(1944–2020)

Roger Scruton

Roger Scruton, a New Atlantis contributing editor, was a philosopher, writer, and public commentator widely known for his work on aesthetics and culture and for his defense of conservative political philosophy. He was also a senior fellow at the Ethics and Public Policy Center.

Mr. Scruton was the author of some three dozen books, ranging in subject matter from academic works on aesthetics, art, and music to popular accounts of conservatism, utopianism, and political philosophy to personal reflections on drinking wine and hunting.

A prolific essayist, Mr. Scruton regularly wrote columns and essays for such publications as The New Statesman, The American Spectator, and The New Criterion. He was the editor of The Salisbury Review from its founding in 1982 until 2001. He was also the author of several novels and short stories, and composed two operas (The Minister and Violet).

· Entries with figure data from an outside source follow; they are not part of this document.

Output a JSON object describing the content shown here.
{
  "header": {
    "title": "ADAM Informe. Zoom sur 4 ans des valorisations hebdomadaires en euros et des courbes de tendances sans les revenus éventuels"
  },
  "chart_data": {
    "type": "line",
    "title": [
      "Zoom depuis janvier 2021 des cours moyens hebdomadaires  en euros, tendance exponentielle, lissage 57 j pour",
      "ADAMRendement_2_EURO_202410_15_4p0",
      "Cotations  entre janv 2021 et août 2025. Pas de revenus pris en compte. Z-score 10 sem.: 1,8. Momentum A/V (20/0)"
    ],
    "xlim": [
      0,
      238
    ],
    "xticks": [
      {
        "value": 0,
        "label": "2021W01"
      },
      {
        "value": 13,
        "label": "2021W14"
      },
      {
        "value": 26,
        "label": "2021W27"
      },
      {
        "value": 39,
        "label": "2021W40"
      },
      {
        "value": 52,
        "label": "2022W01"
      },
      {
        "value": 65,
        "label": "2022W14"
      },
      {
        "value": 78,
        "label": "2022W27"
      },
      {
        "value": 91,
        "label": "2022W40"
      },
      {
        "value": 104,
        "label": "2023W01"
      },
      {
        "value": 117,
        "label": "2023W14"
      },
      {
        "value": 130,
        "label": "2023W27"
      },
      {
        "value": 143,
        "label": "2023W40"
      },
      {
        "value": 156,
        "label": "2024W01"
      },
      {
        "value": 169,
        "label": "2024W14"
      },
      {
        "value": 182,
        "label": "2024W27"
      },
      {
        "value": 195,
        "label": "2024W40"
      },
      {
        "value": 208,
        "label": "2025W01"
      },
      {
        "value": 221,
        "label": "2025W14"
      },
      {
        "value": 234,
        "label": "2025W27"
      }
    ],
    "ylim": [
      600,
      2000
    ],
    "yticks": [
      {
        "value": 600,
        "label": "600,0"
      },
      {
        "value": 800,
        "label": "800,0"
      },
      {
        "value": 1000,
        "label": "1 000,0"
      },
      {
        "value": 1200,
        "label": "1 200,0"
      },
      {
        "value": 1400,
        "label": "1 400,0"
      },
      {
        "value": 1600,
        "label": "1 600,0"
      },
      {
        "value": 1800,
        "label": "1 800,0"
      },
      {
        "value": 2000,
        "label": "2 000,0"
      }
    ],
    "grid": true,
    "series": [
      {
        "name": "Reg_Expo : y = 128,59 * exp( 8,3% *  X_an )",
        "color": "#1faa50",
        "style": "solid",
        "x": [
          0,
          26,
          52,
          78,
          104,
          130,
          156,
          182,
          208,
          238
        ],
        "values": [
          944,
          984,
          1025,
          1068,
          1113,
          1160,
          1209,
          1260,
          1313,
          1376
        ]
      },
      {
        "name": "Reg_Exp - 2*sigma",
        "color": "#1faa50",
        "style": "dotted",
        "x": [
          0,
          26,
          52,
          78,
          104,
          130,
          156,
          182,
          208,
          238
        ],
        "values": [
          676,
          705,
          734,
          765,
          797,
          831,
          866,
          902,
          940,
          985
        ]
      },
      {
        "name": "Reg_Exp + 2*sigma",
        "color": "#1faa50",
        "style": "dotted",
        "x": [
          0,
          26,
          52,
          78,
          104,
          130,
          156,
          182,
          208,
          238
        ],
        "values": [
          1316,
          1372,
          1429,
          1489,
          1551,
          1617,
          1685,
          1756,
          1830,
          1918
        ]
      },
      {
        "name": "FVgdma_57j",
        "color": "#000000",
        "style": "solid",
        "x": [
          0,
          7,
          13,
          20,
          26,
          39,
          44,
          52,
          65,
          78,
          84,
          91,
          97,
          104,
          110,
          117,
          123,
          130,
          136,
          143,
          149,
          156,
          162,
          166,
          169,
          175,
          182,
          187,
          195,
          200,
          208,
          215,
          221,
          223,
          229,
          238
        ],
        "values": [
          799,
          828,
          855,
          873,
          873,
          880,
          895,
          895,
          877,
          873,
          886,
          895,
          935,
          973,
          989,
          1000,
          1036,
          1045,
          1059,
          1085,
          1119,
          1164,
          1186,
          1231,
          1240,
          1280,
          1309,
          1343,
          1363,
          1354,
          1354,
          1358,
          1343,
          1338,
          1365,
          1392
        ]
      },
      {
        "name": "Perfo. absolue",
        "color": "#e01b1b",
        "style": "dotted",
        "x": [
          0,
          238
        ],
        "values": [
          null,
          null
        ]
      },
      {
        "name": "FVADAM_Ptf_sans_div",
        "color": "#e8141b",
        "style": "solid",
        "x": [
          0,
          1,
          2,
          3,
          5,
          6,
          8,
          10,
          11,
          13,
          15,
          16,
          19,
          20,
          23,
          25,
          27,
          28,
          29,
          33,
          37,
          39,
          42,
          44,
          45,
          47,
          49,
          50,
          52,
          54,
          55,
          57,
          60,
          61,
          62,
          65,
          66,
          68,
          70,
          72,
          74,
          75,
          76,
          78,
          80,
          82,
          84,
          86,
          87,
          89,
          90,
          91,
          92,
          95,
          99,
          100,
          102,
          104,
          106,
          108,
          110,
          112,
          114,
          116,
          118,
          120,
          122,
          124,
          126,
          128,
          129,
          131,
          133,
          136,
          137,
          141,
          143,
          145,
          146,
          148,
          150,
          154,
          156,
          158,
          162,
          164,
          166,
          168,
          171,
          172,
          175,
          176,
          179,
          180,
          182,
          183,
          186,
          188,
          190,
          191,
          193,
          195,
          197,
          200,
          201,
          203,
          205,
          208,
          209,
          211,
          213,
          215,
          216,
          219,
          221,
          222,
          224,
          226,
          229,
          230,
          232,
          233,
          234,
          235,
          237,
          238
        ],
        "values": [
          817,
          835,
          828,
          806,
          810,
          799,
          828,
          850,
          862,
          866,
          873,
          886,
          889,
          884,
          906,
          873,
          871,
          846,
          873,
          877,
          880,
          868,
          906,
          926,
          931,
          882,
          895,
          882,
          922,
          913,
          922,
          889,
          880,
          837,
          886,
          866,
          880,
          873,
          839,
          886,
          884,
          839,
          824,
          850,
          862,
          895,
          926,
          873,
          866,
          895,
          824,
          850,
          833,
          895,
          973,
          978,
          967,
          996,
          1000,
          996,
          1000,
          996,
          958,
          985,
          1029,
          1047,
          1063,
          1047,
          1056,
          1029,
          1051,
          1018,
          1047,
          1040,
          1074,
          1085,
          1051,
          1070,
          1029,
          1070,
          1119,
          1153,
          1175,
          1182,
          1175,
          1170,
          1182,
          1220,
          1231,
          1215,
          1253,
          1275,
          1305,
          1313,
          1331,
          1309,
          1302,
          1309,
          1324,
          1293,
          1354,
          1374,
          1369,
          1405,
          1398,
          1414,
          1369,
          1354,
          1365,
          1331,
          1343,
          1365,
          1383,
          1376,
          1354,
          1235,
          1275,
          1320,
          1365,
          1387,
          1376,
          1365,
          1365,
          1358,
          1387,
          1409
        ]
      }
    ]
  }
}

Mr. Scruton taught philosophy and aesthetics at Princeton, Oxford, the University of St. Andrews, Boston University, and Birkbeck College. He was a visiting fellow at the American Enterprise Institute and a research fellow at the Institute for the Psychological Sciences. In 2011, Mr. Scruton delivered the Stanton Lectures at the Divinity School at the University of Cambridge. In 2010, he delivered the Gifford Lectures at St. Andrews. In 2009, he wrote and narrated an acclaimed hour-long BBC documentary, Why Beauty Matters.